Have the Pyeongchang Winter Olympic Games turned into the Pyongyang Games? Hardly.
But North Korean leader Kim Jong Un has seized the Olympic spotlight with the agreement athletes from both sides of the demilitarized zone will march under a unified flag during opening ceremonies at the Winter Olympics next month in Pyeongchang, South Korea.
The International Olympic Committee signed off on the deal Saturday. North Korea will send 22 athletes, including a group of women’s hockey players who will join South Korean players to field a combined women’s team. North Koreans also will compete in figure skating, short-track speed skating, cross-country skiing and Alpine skiing.
The North Korean delegation will include some splash — a 230-member cheer squad, dancers, an orchestra and North Korean pop diva Hyon Song-wol, whose hit, “A Girl in the Saddle of a Steed,” extols the virtues of a female textile worker. North Korea, shunned by much of the world for its hell-bent push to build its nuclear weapons arsenal, a country that has repeatedly vowed to annihilate Seoul in a “sea of fire,” now wants the world to think it embraces Olympic comity and fair play.
Forgive us if we don’t drink that sugary drink.
Of course, this sudden expression of unity beats the usual brinkmanship and fiery bluster we get from the Kim regime. But North Korea is adept at the game of freeze and thaw. This isn’t the first time the North has clasped hands with the South at an Olympiad — it did so at the Summer Games in Sydney in 2000. And when South Korea hosted the Asian Games in 2014, North and South Korean athletes appeared together under a unity banner. What followed? Three underground nuclear detonations and test launches of more than 40 ballistic missiles, including one capable of hitting Washington.
Kim’s strategy? Maybe to play peacemaker at a time when the Trump administration is pushing a strategy of pressure on Pyongyang through sanctions and threats of answering North Korean belligerence with “fire and fury.” It might be the sanctions are working, and Kim’s trying to push the U.S. to ease off. Or, he simply might be trying to drive a wedge between South Korea and the U.S.
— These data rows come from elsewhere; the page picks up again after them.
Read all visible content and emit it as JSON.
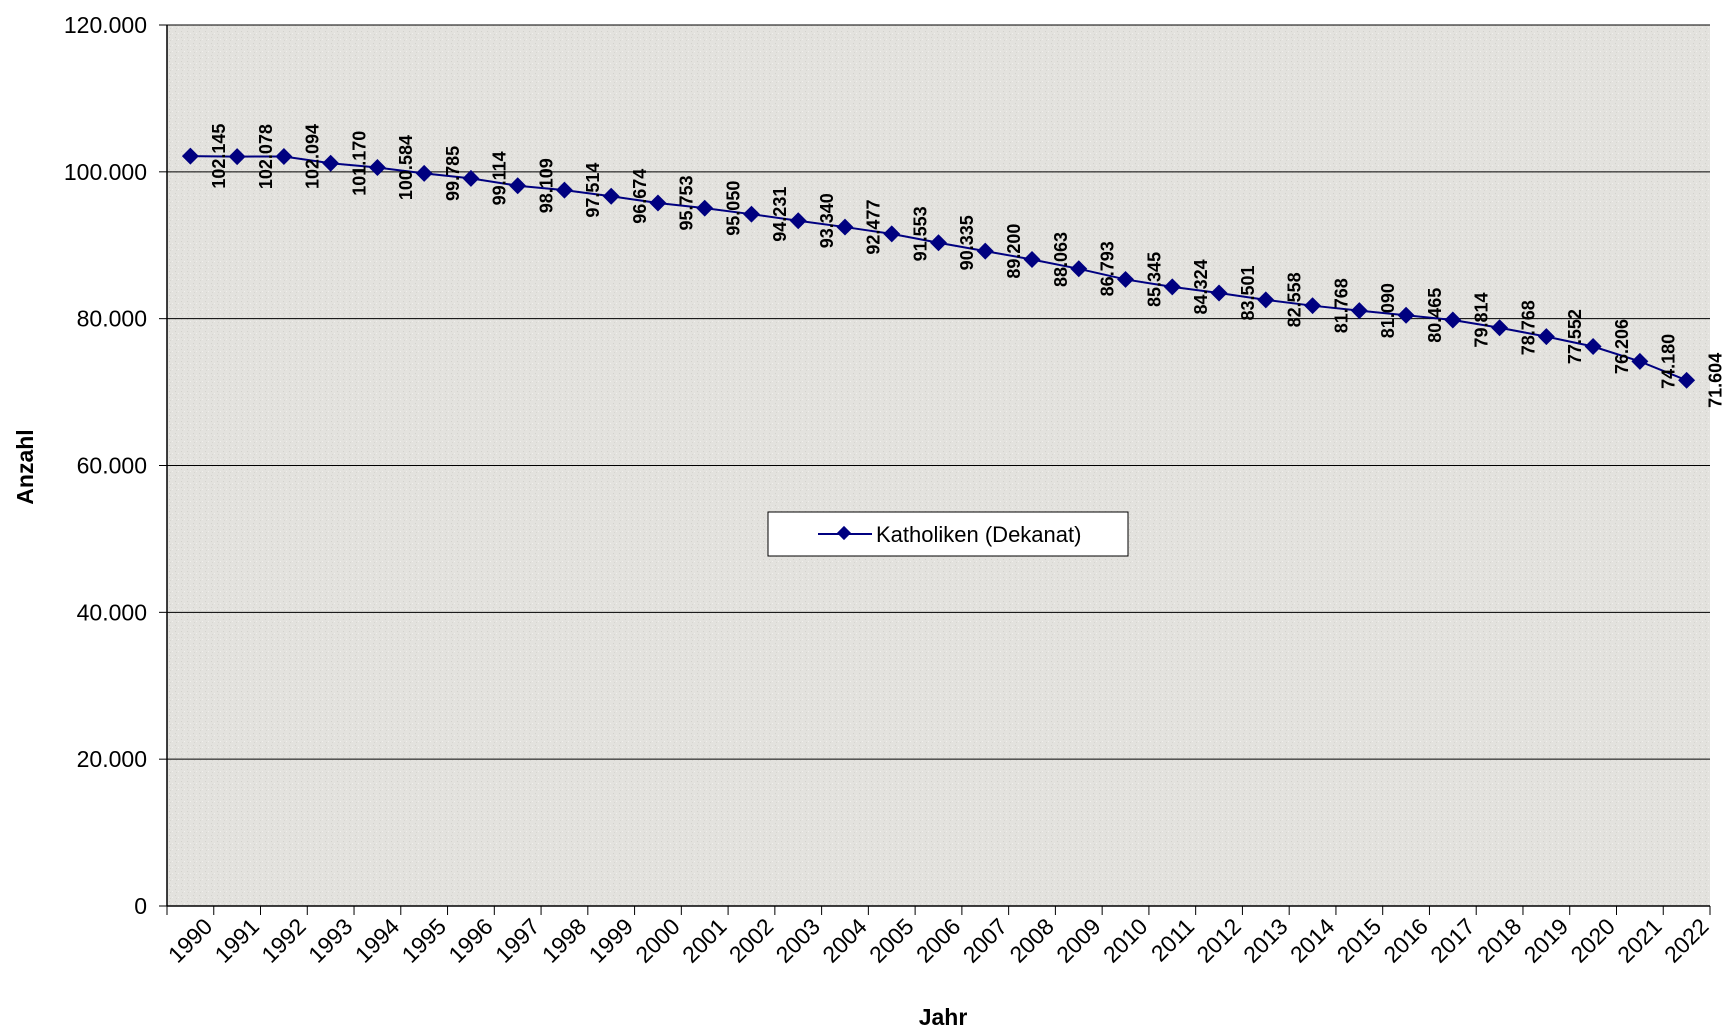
{
  "chart_data": {
    "type": "line",
    "title": "",
    "xlabel": "Jahr",
    "ylabel": "Anzahl",
    "ylim": [
      0,
      120000
    ],
    "yticks": [
      0,
      20000,
      40000,
      60000,
      80000,
      100000,
      120000
    ],
    "ytick_labels": [
      "0",
      "20.000",
      "40.000",
      "60.000",
      "80.000",
      "100.000",
      "120.000"
    ],
    "categories": [
      "1990",
      "1991",
      "1992",
      "1993",
      "1994",
      "1995",
      "1996",
      "1997",
      "1998",
      "1999",
      "2000",
      "2001",
      "2002",
      "2003",
      "2004",
      "2005",
      "2006",
      "2007",
      "2008",
      "2009",
      "2010",
      "2011",
      "2012",
      "2013",
      "2014",
      "2015",
      "2016",
      "2017",
      "2018",
      "2019",
      "2020",
      "2021",
      "2022"
    ],
    "series": [
      {
        "name": "Katholiken (Dekanat)",
        "color": "#000080",
        "values": [
          102145,
          102078,
          102094,
          101170,
          100584,
          99785,
          99114,
          98109,
          97514,
          96674,
          95753,
          95050,
          94231,
          93340,
          92477,
          91553,
          90335,
          89200,
          88063,
          86793,
          85345,
          84324,
          83501,
          82558,
          81768,
          81090,
          80465,
          79814,
          78768,
          77552,
          76206,
          74180,
          71604
        ],
        "labels": [
          "102.145",
          "102.078",
          "102.094",
          "101.170",
          "100.584",
          "99.785",
          "99.114",
          "98.109",
          "97.514",
          "96.674",
          "95.753",
          "95.050",
          "94.231",
          "93.340",
          "92.477",
          "91.553",
          "90.335",
          "89.200",
          "88.063",
          "86.793",
          "85.345",
          "84.324",
          "83.501",
          "82.558",
          "81.768",
          "81.090",
          "80.465",
          "79.814",
          "78.768",
          "77.552",
          "76.206",
          "74.180",
          "71.604"
        ]
      }
    ],
    "grid": true,
    "legend_position": "center",
    "plot_background": "#e4e3df"
  }
}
Pyongyang’s goals have been consistent through generations of Kim family leadership. Self-preservation of the regime. The withdrawal of U.S. troops from South Korea. And, eventually, reunification with the South, under Pyongyang rule.
That’s why the U.S. and South Korea have to tread carefully with Kim’s latest chess move. A few optimists in Washington might be heartened by this hint at rapprochement, but it’s not time to consider letting up on sanctions. Similarly, South Korea should think twice about the boundaries of this Olympic gesture.
There’s something else Seoul should consider. These Olympics mark the first time South Korea has ever hosted the Winter Games. It’s a landmark moment for Seoul, a source of immense national pride. South Korean athletes who have endured years of early morning workouts and aching bodies will march into Pyeongchang Olympic Stadium not under their own flag, but under a unity banner — a blue Korean Peninsula on a white background. The Olympics are about moments. Will that moment feel right to those athletes and their countrymen? Or will they feel sold out?